A week after we had written this song together on text, when my last sigh was a simple update on where I was — “Bourges to Paris” — “Well, shit. / I’m coming to London. / How did that happen?” Sam responded: “Well, shit! That’s wondrous news.” “I’m singing for something called Later…with Jools Holland,” I’d written. Sam, sweetheart older brother, immediately sent me some of his favorite Jools moments, starting with Mary Margaret O’Hara. Brothers teach you things. I, severely homesick, did not want to stay at a hotel, and stayed at Alev Lenz’s home the weekend of Later…with Jools Holland instead. Sam came around and Alev helped us make a demo of our song. For a year, I held the demo close, an antidote to something unnameable.

This song was a cry to the Gods to fit the world “in six neat streets.” That I was in London, singing in a room with Sam within a week, is proof that someone, somewhere, is listening to our cries.

But the text message had a second guitar melody, and Sam and I always knew the two songs needed to be together, ‘Would Be Better‘ and the unnamed second song.

This past summer, on short notice, Sam flew to Berlin on a day off, and we recorded the two songs at Funkhaus in a few hours.

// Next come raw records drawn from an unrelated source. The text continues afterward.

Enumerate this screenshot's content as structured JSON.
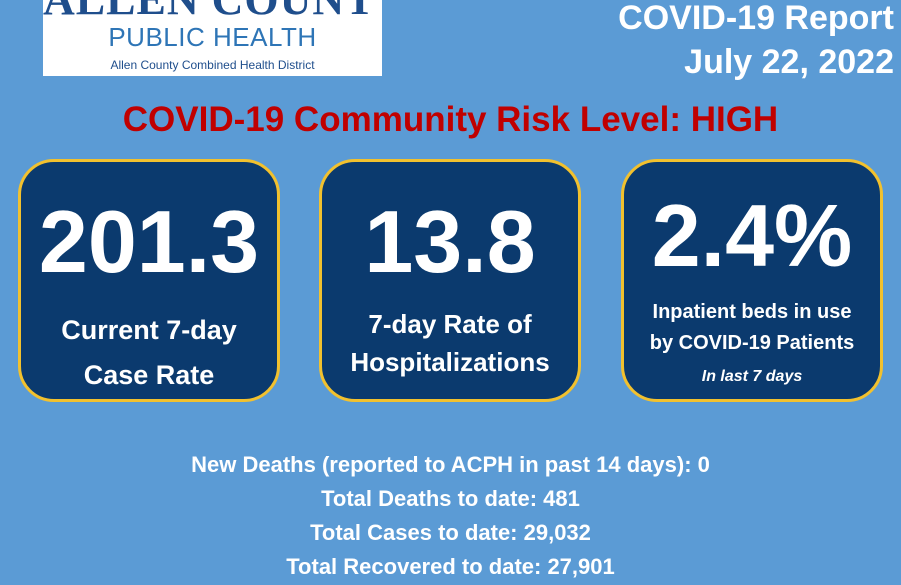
{
  "logo": {
    "county": "ALLEN COUNTY",
    "department": "PUBLIC HEALTH",
    "district": "Allen County Combined Health District"
  },
  "report": {
    "title": "COVID-19 Report",
    "date": "July 22, 2022"
  },
  "risk_level": "COVID-19 Community Risk Level: HIGH",
  "stats": [
    {
      "value": "201.3",
      "label_line1": "Current 7-day",
      "label_line2": "Case Rate"
    },
    {
      "value": "13.8",
      "label_line1": "7-day Rate of",
      "label_line2": "Hospitalizations"
    },
    {
      "value": "2.4%",
      "label_line1": "Inpatient beds in use",
      "label_line2": "by COVID-19 Patients",
      "note": "In last  7 days"
    }
  ],
  "summary": {
    "new_deaths": "New Deaths (reported to ACPH in past 14 days): 0",
    "total_deaths": "Total Deaths to date: 481",
    "total_cases": "Total Cases to date: 29,032",
    "total_recovered": "Total Recovered to date: 27,901"
  },
  "colors": {
    "background": "#5b9bd5",
    "card": "#0b3a6e",
    "card_border": "#f2c12e",
    "risk_text": "#c00000"
  }
}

We knew what to do with ‘Would Be Better‘, but the second half was a guided spill, a confession, that fit the contours of Sam’s guitar line: “Alone, alone / If I’d only known / I’m alone.” No, instead, I finally arrived to “If I’d only known / Home is every heart / I’ve ever loved / I’ve ever known.” Words fell out in real time. When the time came to name the second song on the session, I shrugged and asked Sam what the street of his family home was: “Willow Street,” he said.

“Everyone’s home, we are complete / would be better.” We couldn’t have imagined. A month after recording ‘Would Be Better‘ and what would be called ‘Willow Street‘, I was on my regularly scheduled tour route — one that was to pass through Brattleboro, VT, where Sam was unexpectedly flying to as well. Sam’s beloved Father was about to die. Though I knew Sam’s family was nearby (they’ll make you pancakes! he promised), neither of us had expected to see the other in Vermont. It wasn’t planned.

A bit dazed with the surreality of it all, we took a picture beneath the very sign that read Willow Street. We —my husband Felix Grimm (whose friendship with Sam is older than even my own), Sam, and I — were quietly sitting on the porch of the Amidon family home on Willow Street. Later that evening, after I drank tea with Sam’s mom and heard stories of how Sam’s beloved father was pulling pranks and correcting Sam’s singing until the very end, I walked just ten minutes with Felix’s hand in mine, past the Willow Street sign, to the venue.

Sam showed up to the gig with his brother. Epsilon Spires, the venue, was once a church, I learnt: the very church that Sam’s father and family had spent many Sundays singing together in. The next day, I saw an old video of a young Sam, Sam’s Beth, Sam’s father and family all singing at the church, before it became the stage I’d have my show on.

I know some of this is hard to follow. It’s hard to fit it all in words. It’s easier to fit it into song. I think Sam understood this after I cried to him, gasping for air surrounded by tenderness and a feeling of failure, when he quietly responded with “maybe we can make a song.” I wonder if song was born when language couldn’t fit everything.

This is a song that was born from loneliness, such loneliness that even the one song became two, as if they needed to keep each other company. It’s a song that brought my brother to me, not once, but twice. It’s a song that brought me to London, and then later to Willow Street.

The best collaborations are excuses to spend time with people you want to learn from. Sam Amidon is my sweetheart older brother, and I’m grateful I get to learn from him.

“Write for the world you want to see,“ Wayne Shorter said to me once. So I did: I wanted the world to fit in six streets, and with the help of a brother, I wrote a song. And then suddenly, the world did.

I’m still on the road. I’m still traveling. But I am learning from people — brothers like Sam — how to come back home, how to fit everyone I’ve ever loved into my pocket, no matter where I go.

Sam Gendel, who figures into the story with Sam Amidon and my husband Felix, is a story for another time. Today, all you need to know is that Sam Gendel fits into our small six streets, too.